Netherlands offers seniors new outlook
The Webster program allows two Missouri Southern students to study in the Netherlands.
Joshua Estep, senior computer information science major, and Brande Davis, junior international business and Spanish major, spent eight weeks studying at the Webster University of the Netherlands.
Estep and Davis left Jan. 8 and returned March 8.
While there, they took classes in human rights, psychology, economics, marketing, international politics and computer information technology.
This trip was possible because of an agreement between Southern and Webster University that allows students to study at any of the Webster University campuses scattered around the globe.
Davis found out about the trip one week before the application deadline from one of her business instructors. She was immediately interested in the destination for a number of reasons.
“I had traveled internationally before, and I guess I had the travel bug again,” she said. “I wanted to go some place different. I’d never been to Europe before, and I was excited that I could travel through the business department.”
Estep was interested in the Netherlands because of the lack of a language barrier.
“I was interested just to go, and I knew that they speak a lot of English there,” he said. “The English made it easier, but I went there just to see if I could do it.”
Estep said all of the people he came in contact with spoke English because all of the students are required to study it as a second language.
Both Estep and Davis had traveled internationally with the help of the College before. Estep studied in Costa Rica during the summer of 2001, and Davis spent a semester in Chile in the fall of 2001.
This trip was different from their other travel abroad experiences because of the small number of students from Southern and the large amount of unstructured free time.
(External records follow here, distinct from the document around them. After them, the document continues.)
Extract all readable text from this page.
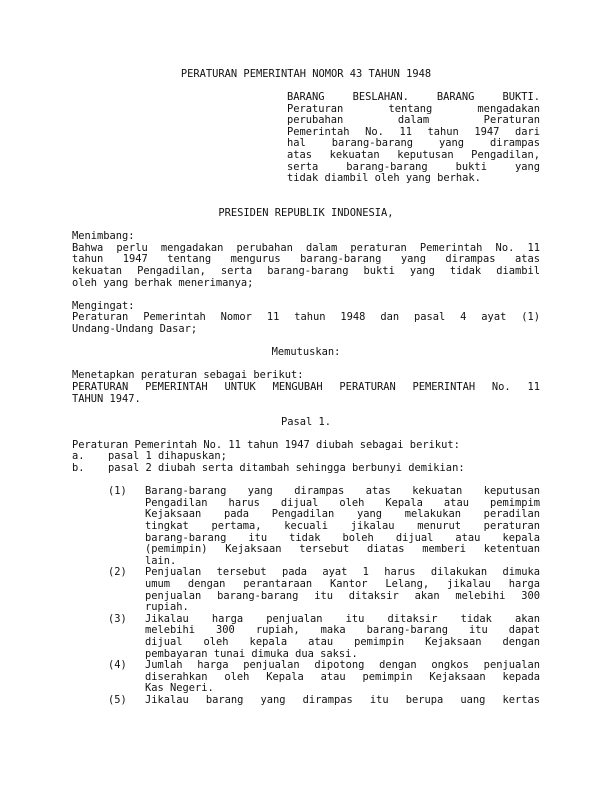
PERATURAN PEMERINTAH NOMOR 43 TAHUN 1948
BARANG BESLAHAN. BARANG BUKTI.
Peraturan tentang mengadakan
perubahan dalam Peraturan
Pemerintah No. 11 tahun 1947 dari
hal barang-barang yang dirampas
atas kekuatan keputusan Pengadilan,
serta barang-barang bukti yang
tidak diambil oleh yang berhak.
PRESIDEN REPUBLIK INDONESIA,
Menimbang:
Bahwa perlu mengadakan perubahan dalam peraturan Pemerintah No. 11
tahun 1947 tentang mengurus barang-barang yang dirampas atas
kekuatan Pengadilan, serta barang-barang bukti yang tidak diambil
oleh yang berhak menerimanya;
Mengingat:
Peraturan Pemerintah Nomor 11 tahun 1948 dan pasal 4 ayat (1)
Undang-Undang Dasar;
Memutuskan:
Menetapkan peraturan sebagai berikut:
PERATURAN PEMERINTAH UNTUK MENGUBAH PERATURAN PEMERINTAH No. 11
TAHUN 1947.
Pasal 1.
Peraturan Pemerintah No. 11 tahun 1947 diubah sebagai berikut:
a.	pasal 1 dihapuskan;
b.	pasal 2 diubah serta ditambah sehingga berbunyi demikian:
(1)	Barang-barang yang dirampas atas kekuatan keputusan
Pengadilan harus dijual oleh Kepala atau pemimpim
Kejaksaan pada Pengadilan yang melakukan peradilan
tingkat pertama, kecuali jikalau menurut peraturan
barang-barang itu tidak boleh dijual atau kepala
(pemimpin) Kejaksaan tersebut diatas memberi ketentuan
lain.
(2)	Penjualan tersebut pada ayat 1 harus dilakukan dimuka
umum dengan perantaraan Kantor Lelang, jikalau harga
penjualan barang-barang itu ditaksir akan melebihi 300
rupiah.
(3)	Jikalau harga penjualan itu ditaksir tidak akan
melebihi 300 rupiah, maka barang-barang itu dapat
dijual oleh kepala atau pemimpin Kejaksaan dengan
pembayaran tunai dimuka dua saksi.
(4)	Jumlah harga penjualan dipotong dengan ongkos penjualan
diserahkan oleh Kepala atau pemimpin Kejaksaan kepada
Kas Negeri.
(5)	Jikalau barang yang dirampas itu berupa uang kertas
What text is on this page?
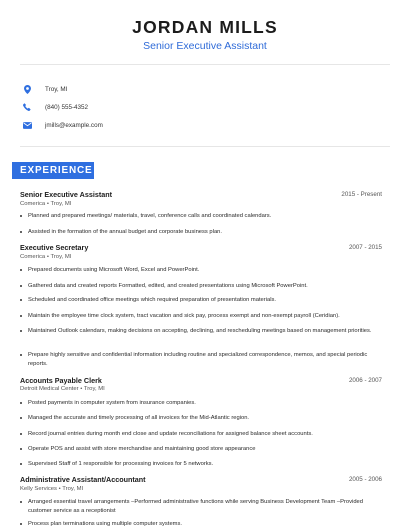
JORDAN MILLS
Senior Executive Assistant
Troy, MI
(840) 555-4352
jmills@example.com
EXPERIENCE
Senior Executive Assistant	2015 - Present
Comerica • Troy, MI
Planned and prepared meetings/ materials, travel, conference calls and coordinated calendars.
Assisted in the formation of the annual budget and corporate business plan.
Executive Secretary	2007 - 2015
Comerica • Troy, MI
Prepared documents using Microsoft Word, Excel and PowerPoint.
Gathered data and created reports Formatted, edited, and created presentations using Microsoft PowerPoint.
Scheduled and coordinated office meetings which required preparation of presentation materials.
Maintain the employee time clock system, tract vacation and sick pay, process exempt and non-exempt payroll (Ceridian).
Maintained Outlook calendars, making decisions on accepting, declining, and rescheduling meetings based on management priorities.
Prepare highly sensitive and confidential information including routine and specialized correspondence, memos, and special periodic reports.
Accounts Payable Clerk	2006 - 2007
Detroit Medical Center • Troy, MI
Posted payments in computer system from insurance companies.
Managed the accurate and timely processing of all invoices for the Mid-Atlantic region.
Record journal entries during month end close and update reconciliations for assigned balance sheet accounts.
Operate POS and assist with store merchandise and maintaining good store appearance
Supervised Staff of 1 responsible for processing invoices for 5 networks.
Administrative Assistant/Accountant	2005 - 2006
Kelly Services • Troy, MI
Arranged essential travel arrangements –Performed administrative functions while serving Business Development Team –Provided customer service as a receptionist
Process plan terminations using multiple computer systems.
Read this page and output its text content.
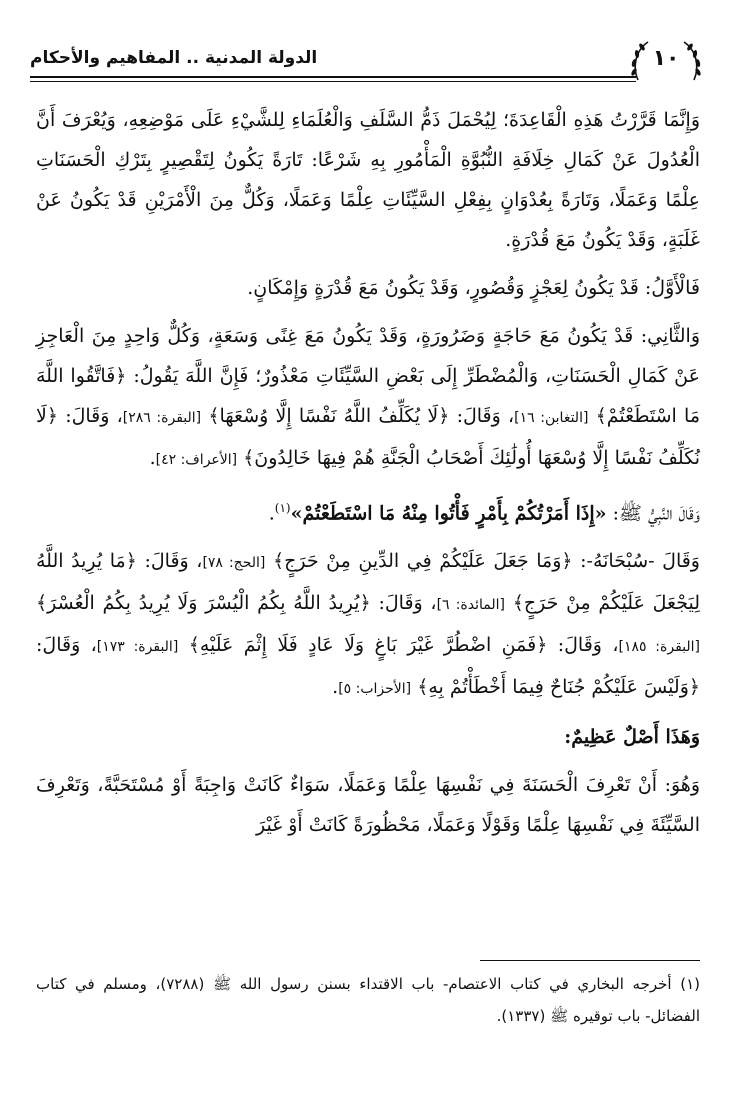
١٠
الدولة المدنية .. المفاهيم والأحكام

وَإِنَّمَا قَرَّرْتُ هَذِهِ الْقَاعِدَةَ؛ لِيُحْمَلَ ذَمُّ السَّلَفِ وَالْعُلَمَاءِ لِلشَّيْءِ عَلَى مَوْضِعِهِ، وَيُعْرَفَ أَنَّ الْعُدُولَ عَنْ كَمَالِ خِلَافَةِ النُّبُوَّةِ الْمَأْمُورِ بِهِ شَرْعًا: تَارَةً يَكُونُ لِتَقْصِيرٍ بِتَرْكِ الْحَسَنَاتِ عِلْمًا وَعَمَلًا، وَتَارَةً بِعُدْوَانٍ بِفِعْلِ السَّيِّئَاتِ عِلْمًا وَعَمَلًا، وَكُلٌّ مِنَ الْأَمْرَيْنِ قَدْ يَكُونُ عَنْ غَلَبَةٍ، وَقَدْ يَكُونُ مَعَ قُدْرَةٍ.

فَالْأَوَّلُ: قَدْ يَكُونُ لِعَجْزٍ وَقُصُورٍ، وَقَدْ يَكُونُ مَعَ قُدْرَةٍ وَإِمْكَانٍ.

وَالثَّانِي: قَدْ يَكُونُ مَعَ حَاجَةٍ وَضَرُورَةٍ، وَقَدْ يَكُونُ مَعَ غِنًى وَسَعَةٍ، وَكُلٌّ وَاحِدٍ مِنَ الْعَاجِزِ عَنْ كَمَالِ الْحَسَنَاتِ، وَالْمُضْطَرِّ إِلَى بَعْضِ السَّيِّئَاتِ مَعْذُورٌ؛ فَإِنَّ اللَّهَ يَقُولُ: ﴿فَاتَّقُوا اللَّهَ مَا اسْتَطَعْتُمْ﴾ [التغابن: ١٦]، وَقَالَ: ﴿لَا يُكَلِّفُ اللَّهُ نَفْسًا إِلَّا وُسْعَهَا﴾ [البقرة: ٢٨٦]، وَقَالَ: ﴿لَا نُكَلِّفُ نَفْسًا إِلَّا وُسْعَهَا أُولَٰئِكَ أَصْحَابُ الْجَنَّةِ هُمْ فِيهَا خَالِدُونَ﴾ [الأعراف: ٤٢].

وَقَالَ النَّبِيُّ ﷺ: «إِذَا أَمَرْتُكُمْ بِأَمْرٍ فَأْتُوا مِنْهُ مَا اسْتَطَعْتُمْ»$^{(١)}$.

وَقَالَ -سُبْحَانَهُ-: ﴿وَمَا جَعَلَ عَلَيْكُمْ فِي الدِّينِ مِنْ حَرَجٍ﴾ [الحج: ٧٨]، وَقَالَ: ﴿مَا يُرِيدُ اللَّهُ لِيَجْعَلَ عَلَيْكُمْ مِنْ حَرَجٍ﴾ [المائدة: ٦]، وَقَالَ: ﴿يُرِيدُ اللَّهُ بِكُمُ الْيُسْرَ وَلَا يُرِيدُ بِكُمُ الْعُسْرَ﴾ [البقرة: ١٨٥]، وَقَالَ: ﴿فَمَنِ اضْطُرَّ غَيْرَ بَاغٍ وَلَا عَادٍ فَلَا إِثْمَ عَلَيْهِ﴾ [البقرة: ١٧٣]، وَقَالَ: ﴿وَلَيْسَ عَلَيْكُمْ جُنَاحٌ فِيمَا أَخْطَأْتُمْ بِهِ﴾ [الأحزاب: ٥].

وَهَذَا أَصْلٌ عَظِيمٌ:

وَهُوَ: أَنْ تَعْرِفَ الْحَسَنَةَ فِي نَفْسِهَا عِلْمًا وَعَمَلًا، سَوَاءٌ كَانَتْ وَاجِبَةً أَوْ مُسْتَحَبَّةً، وَتَعْرِفَ السَّيِّئَةَ فِي نَفْسِهَا عِلْمًا وَقَوْلًا وَعَمَلًا، مَحْظُورَةً كَانَتْ أَوْ غَيْرَ

(١) أخرجه البخاري في كتاب الاعتصام- باب الاقتداء بسنن رسول الله ﷺ (٧٢٨٨)، ومسلم في كتاب الفضائل- باب توقيره ﷺ (١٣٣٧).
“We were on our own in the Netherlands,” Estep said, “In Costa Rica, we were with one of Southern’s programs, and there were activities set out for us.”
Davis thinks it would have been helpful to have a guide direct students in their sightseeing.
“I didn’t have anybody to show me around,” she said. “When I was in Chile, a guy who had been there before led us around and took us to all of the major sites. I just keep thinking that I must have missed a lot in the Netherlands because I didn’t know what I was looking for.”
The culture of the Netherlands was different from anything Estep or Davis had ever encountered before.
“Everyone rides bikes,” Davis said. “There are bike lanes and street lights. You would see whole families biking together, moms with kids in front and behind. There are canals running through the cities, and I love the trains that can take you anywhere you want to go.”
Both students believe the trip was beneficial for them as people, not just as scholars.
“I realize that there’s a lot more going on than I knew about,” Estep said. “All of their questions made me learn a lot more about my own culture. It opens your eyes to all of the diversity and different opinions of all the people in the world. I recommend anyone who has the chance to travel outside of the U.S. at least once.”